After two years discussing whether to eliminate picking up students in front of their homes in residential developments, the Starpoint School Board tested the idea over the past three months in 10 neighborhoods but found the move would only save the district only about $14,000 a year in fuel -- if that.
The test results were announced at Monday's board meeting by Stephen J. Lunden, director of administrative services.
The news appeared to leave the board no closer to determining whether it should establish central student pickup points in the district's 19 residential developments than it was before the trial program using central pickups was conducted in November, December and January.
Lunden said the pilot program was conducted with the idea the results would show how much time would be saved on bus routes and how much money the district would save.
But the study showed each bus route was only cut back by roughly one to three minutes and that savings appeared only to come in at 6 percent, or $14,000, when the program was projected over all 19 residential developments. Time and diesel fuel consumption were carefully monitored during the test and compared with normal door-to-door bus runs, he said.

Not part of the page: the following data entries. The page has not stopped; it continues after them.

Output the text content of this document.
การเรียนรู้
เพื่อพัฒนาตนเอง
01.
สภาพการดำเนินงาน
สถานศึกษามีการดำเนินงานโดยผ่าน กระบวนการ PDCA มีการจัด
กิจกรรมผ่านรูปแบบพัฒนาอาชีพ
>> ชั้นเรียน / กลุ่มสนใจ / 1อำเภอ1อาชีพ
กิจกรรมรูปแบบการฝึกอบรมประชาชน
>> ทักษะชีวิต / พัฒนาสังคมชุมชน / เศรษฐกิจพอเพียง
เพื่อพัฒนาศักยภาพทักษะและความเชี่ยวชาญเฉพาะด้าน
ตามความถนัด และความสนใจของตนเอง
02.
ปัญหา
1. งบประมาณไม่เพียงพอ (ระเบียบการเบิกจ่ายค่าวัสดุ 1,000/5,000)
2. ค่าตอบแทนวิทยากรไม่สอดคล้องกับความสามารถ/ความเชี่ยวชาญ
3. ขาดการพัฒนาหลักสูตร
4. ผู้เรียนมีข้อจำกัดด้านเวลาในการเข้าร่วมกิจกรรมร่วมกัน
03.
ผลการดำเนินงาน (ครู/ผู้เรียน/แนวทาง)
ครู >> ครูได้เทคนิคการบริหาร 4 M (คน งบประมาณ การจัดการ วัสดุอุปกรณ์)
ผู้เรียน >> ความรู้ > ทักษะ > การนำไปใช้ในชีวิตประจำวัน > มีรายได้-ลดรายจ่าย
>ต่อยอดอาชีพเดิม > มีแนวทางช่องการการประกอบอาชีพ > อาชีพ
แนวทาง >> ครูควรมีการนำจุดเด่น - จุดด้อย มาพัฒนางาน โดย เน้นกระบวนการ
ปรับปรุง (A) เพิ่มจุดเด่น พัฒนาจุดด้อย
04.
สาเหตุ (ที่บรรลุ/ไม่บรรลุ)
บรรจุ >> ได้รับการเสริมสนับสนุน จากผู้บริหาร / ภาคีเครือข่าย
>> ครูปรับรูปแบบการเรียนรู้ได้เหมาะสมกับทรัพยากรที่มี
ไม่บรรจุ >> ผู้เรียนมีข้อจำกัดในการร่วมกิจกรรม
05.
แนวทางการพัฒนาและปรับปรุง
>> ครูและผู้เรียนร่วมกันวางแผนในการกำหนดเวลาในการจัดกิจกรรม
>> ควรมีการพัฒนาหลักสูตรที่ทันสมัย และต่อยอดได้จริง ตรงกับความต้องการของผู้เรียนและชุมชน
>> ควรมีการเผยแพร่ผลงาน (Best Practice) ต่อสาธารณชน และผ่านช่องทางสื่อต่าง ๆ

Board member Diane Braun said she realized $14,000 "is nothing" when compared with the district's $36.4 million budget. However, she added, something has to be done sometime with residential developments growing throughout the district.
Board member Mary Brown said the board might want to focus more on the future and work with officials in the towns and with developers to make sure there are sidewalks and better lighting in new neighborhoods to increase safety for children who might use central pickup locations.

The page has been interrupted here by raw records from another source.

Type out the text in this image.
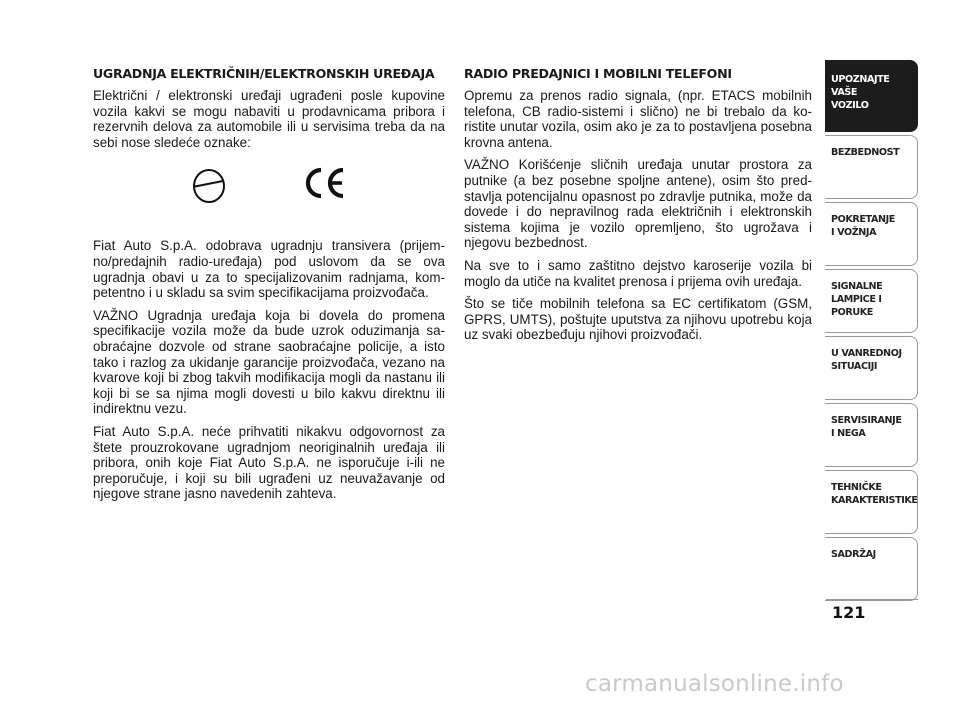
UGRADNJA ELEKTRIČNIH/ELEKTRONSKIH UREĐAJA

Električni / elektronski uređaji ugrađeni posle kupovine vozila kakvi se mogu nabaviti u prodavnicama pribora i rezervnih delova za automobile ili u servisima treba da na sebi nose sledeće oznake:

Fiat Auto S.p.A. odobrava ugradnju transivera (prijemno/predajnih radio-uređaja) pod uslovom da se ova ugradnja obavi u za to specijalizovanim radnjama, kompetentno i u skladu sa svim specifikacijama proizvođača.

VAŽNO Ugradnja uređaja koja bi dovela do promena specifikacije vozila može da bude uzrok oduzimanja saobraćajne dozvole od strane saobraćajne policije, a isto tako i razlog za ukidanje garancije proizvođača, vezano na kvarove koji bi zbog takvih modifikacija mogli da nastanu ili koji bi se sa njima mogli dovesti u bilo kakvu direktnu ili indirektnu vezu.

Fiat Auto S.p.A. neće prihvatiti nikakvu odgovornost za štete prouzrokovane ugradnjom neoriginalnih uređaja ili pribora, onih koje Fiat Auto S.p.A. ne isporučuje i-ili ne preporučuje, i koji su bili ugrađeni uz neuvažavanje od njegove strane jasno navedenih zahteva.

RADIO PREDAJNICI I MOBILNI TELEFONI

Opremu za prenos radio signala, (npr. ETACS mobilnih telefona, CB radio-sistemi i slično) ne bi trebalo da koristite unutar vozila, osim ako je za to postavljena posebna krovna antena.

VAŽNO Korišćenje sličnih uređaja unutar prostora za putnike (a bez posebne spoljne antene), osim što predstavlja potencijalnu opasnost po zdravlje putnika, može da dovede i do nepravilnog rada električnih i elektronskih sistema kojima je vozilo opremljeno, što ugrožava i njegovu bezbednost.

Na sve to i samo zaštitno dejstvo karoserije vozila bi moglo da utiče na kvalitet prenosa i prijema ovih uređaja.

Što se tiče mobilnih telefona sa EC certifikatom (GSM, GPRS, UMTS), poštujte uputstva za njihovu upotrebu koja uz svaki obezbeđuju njihovi proizvođači.

UPOZNAJTE
VAŠE
VOZILO
BEZBEDNOST
POKRETANJE
I VOŽNJA
SIGNALNE
LAMPICE I PORUKE
U VANREDNOJ
SITUACIJI
SERVISIRANJE
I NEGA
TEHNIČKE
KARAKTERISTIKE
SADRŽAJ
121
carmanualsonline.info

Board member Kelly Zarcone said a petition from one neighborhood showed about two of 74 homeowners objecting to central pickups. Of the two, "One was a school district employee and the other was a board member," she said.

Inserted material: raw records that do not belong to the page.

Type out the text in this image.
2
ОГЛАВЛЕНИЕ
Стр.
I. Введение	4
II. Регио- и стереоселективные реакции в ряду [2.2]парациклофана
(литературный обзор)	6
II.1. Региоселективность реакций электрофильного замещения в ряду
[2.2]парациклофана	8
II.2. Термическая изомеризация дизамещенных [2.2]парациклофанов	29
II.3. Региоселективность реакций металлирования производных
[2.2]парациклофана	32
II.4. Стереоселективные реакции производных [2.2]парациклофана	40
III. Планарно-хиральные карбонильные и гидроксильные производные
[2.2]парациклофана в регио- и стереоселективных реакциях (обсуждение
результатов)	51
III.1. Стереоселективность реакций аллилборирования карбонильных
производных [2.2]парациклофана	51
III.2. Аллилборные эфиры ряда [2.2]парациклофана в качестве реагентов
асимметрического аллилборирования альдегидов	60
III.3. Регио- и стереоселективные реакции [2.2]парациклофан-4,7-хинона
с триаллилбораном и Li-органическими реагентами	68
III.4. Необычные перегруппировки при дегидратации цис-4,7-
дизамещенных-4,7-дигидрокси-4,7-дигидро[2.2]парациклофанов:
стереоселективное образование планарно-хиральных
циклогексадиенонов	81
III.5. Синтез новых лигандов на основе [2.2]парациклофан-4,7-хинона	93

Board President Sam Geraci said the board still had to consider that other school districts such as Niagara-Wheatfield and Lancaster have similar developments and successfully use central pickups.
He added that even though $14,000 might not represent a large amount of money, it could be used to do things to enhance education such as beefing up the district's school libraries, a pet concern of several board members.
He added, "Every penny you spend on transportation is a penny taken away from students' learning."
Board members said they would review all resident concerns and the results of the test program before deciding what to do with the proposal at the March 13 board meeting.